The thesis was finished in June 2021, and it was titled “Vessel destination forecasting based on historical AIS data”. In this blog post, I will try to explain some of the process I used to construct voyages from historical AIS data, build a ML training dataset, and train a model to predict vessels’ next destinations.
The shipping industry is a vast and complex trading system that has an extensive impact on the global economy. It accounts for approximately 90 % of all world trade. Interested parties such as brokers, charterers, and investors are all continuously searching for accurate information that can help them understand the future ebbs and flows of this volatile market. Thus, being able to effectively predict future movements and the availability of shipping vessels can be essential for many of the people involved in the industry. The market is generally defined by supply and demand where, in this case, demand consists of available cargoes to be shipped, and supply consists of vessels available to ship the cargoes. Therefore, being able to effectively forecast the future destinations of shipping vessels is key in decision making processes.

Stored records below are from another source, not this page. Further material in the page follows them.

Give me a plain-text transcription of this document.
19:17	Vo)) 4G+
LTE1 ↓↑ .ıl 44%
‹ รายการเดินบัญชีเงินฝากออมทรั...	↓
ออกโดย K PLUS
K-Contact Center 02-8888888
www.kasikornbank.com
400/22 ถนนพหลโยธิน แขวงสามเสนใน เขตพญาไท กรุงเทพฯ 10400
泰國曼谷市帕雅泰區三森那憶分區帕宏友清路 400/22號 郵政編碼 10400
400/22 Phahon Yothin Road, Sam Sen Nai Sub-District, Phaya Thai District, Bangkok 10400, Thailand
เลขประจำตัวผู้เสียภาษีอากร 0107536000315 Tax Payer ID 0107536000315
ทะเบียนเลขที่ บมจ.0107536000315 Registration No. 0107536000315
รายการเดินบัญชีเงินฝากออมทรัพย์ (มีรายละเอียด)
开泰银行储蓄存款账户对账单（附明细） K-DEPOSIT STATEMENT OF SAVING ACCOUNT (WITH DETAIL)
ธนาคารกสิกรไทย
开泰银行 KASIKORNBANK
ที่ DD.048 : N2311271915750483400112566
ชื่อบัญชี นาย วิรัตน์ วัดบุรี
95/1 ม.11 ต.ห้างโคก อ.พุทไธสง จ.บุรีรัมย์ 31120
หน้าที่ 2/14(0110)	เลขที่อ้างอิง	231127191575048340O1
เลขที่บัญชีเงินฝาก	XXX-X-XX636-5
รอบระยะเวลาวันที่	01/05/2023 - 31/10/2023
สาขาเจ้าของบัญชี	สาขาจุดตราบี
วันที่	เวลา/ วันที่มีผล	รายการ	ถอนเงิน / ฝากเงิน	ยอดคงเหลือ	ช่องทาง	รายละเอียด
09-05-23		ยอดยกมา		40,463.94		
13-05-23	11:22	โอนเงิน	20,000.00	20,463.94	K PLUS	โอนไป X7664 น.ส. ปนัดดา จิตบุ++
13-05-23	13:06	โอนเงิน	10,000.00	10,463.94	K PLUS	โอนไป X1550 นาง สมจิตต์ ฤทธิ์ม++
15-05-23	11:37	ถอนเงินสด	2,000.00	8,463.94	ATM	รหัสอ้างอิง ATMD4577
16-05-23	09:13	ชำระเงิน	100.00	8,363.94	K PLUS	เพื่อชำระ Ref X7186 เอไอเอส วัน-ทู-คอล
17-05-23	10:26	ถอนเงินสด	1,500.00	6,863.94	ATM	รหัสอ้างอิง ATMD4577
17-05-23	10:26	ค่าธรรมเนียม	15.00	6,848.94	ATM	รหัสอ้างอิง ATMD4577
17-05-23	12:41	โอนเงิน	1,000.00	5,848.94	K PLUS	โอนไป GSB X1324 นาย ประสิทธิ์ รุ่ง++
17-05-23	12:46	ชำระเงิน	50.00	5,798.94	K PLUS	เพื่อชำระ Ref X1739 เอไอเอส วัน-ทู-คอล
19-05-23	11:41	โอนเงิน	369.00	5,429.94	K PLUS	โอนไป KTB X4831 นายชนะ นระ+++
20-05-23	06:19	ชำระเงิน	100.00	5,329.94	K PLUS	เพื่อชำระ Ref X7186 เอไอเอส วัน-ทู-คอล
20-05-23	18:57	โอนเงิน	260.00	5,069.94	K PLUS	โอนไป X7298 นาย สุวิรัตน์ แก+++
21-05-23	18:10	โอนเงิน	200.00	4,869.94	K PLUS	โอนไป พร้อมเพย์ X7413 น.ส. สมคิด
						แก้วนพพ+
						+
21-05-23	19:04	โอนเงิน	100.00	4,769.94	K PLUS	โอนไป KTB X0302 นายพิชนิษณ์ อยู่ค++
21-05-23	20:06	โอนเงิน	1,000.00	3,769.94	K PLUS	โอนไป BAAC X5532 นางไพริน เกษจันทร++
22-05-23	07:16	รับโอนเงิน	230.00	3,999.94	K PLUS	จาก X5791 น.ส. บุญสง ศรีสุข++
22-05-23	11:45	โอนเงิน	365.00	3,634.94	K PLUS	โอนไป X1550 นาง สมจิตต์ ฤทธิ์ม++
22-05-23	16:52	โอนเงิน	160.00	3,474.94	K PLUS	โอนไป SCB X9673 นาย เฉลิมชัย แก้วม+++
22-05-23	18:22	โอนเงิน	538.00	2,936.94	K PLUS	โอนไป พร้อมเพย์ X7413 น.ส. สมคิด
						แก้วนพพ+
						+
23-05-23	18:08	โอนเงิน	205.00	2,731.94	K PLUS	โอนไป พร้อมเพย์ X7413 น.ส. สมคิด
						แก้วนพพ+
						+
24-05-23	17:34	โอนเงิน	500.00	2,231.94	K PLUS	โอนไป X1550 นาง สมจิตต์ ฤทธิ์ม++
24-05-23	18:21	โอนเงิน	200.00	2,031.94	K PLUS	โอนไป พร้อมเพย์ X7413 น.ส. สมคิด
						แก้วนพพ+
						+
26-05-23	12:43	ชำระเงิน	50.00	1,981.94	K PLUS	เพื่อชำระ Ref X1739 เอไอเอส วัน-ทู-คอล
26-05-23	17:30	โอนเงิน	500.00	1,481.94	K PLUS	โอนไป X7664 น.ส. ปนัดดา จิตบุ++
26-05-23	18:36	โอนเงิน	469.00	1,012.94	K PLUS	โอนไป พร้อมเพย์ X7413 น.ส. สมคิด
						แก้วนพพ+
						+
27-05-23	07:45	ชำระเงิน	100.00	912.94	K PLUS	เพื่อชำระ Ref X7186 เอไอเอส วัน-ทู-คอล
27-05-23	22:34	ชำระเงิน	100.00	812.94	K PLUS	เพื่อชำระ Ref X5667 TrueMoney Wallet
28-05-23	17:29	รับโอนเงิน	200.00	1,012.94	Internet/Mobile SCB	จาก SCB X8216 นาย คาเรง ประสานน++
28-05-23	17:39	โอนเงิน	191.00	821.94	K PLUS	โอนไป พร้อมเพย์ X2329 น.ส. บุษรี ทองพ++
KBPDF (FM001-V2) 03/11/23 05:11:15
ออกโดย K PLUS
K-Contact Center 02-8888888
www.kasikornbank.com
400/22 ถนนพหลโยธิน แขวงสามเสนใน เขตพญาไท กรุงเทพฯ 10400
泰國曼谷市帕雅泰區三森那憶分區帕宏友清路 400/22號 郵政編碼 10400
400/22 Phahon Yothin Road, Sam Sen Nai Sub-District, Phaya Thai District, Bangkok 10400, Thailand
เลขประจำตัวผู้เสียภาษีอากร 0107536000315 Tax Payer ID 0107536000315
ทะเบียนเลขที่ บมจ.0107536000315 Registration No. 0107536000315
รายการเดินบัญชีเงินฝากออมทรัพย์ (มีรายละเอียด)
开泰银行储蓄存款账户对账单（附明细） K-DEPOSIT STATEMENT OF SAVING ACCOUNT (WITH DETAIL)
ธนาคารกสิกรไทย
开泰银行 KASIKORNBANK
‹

In recent years, numerous software products have been developed that aim to assist maritime companies in their decision making processes. Many of these software products are based on the availability of Automated Identification System (AIS) data. AIS has become a globally adopted standard enforced by the International Maritime Organization (IMO) since 2006 for safety and navigation reasons. However, since AIS transmitters emit all commercial vessels’ navigational data, it also has commercial value in that it provides a global overview of shipping vessels’ movements over time. Recent studies into historical AIS data further elaborates that it is indeed applicable toward predicting future trajectories and movements of vessels and that Machine Learning (ML) techniques can be applied to this topic area.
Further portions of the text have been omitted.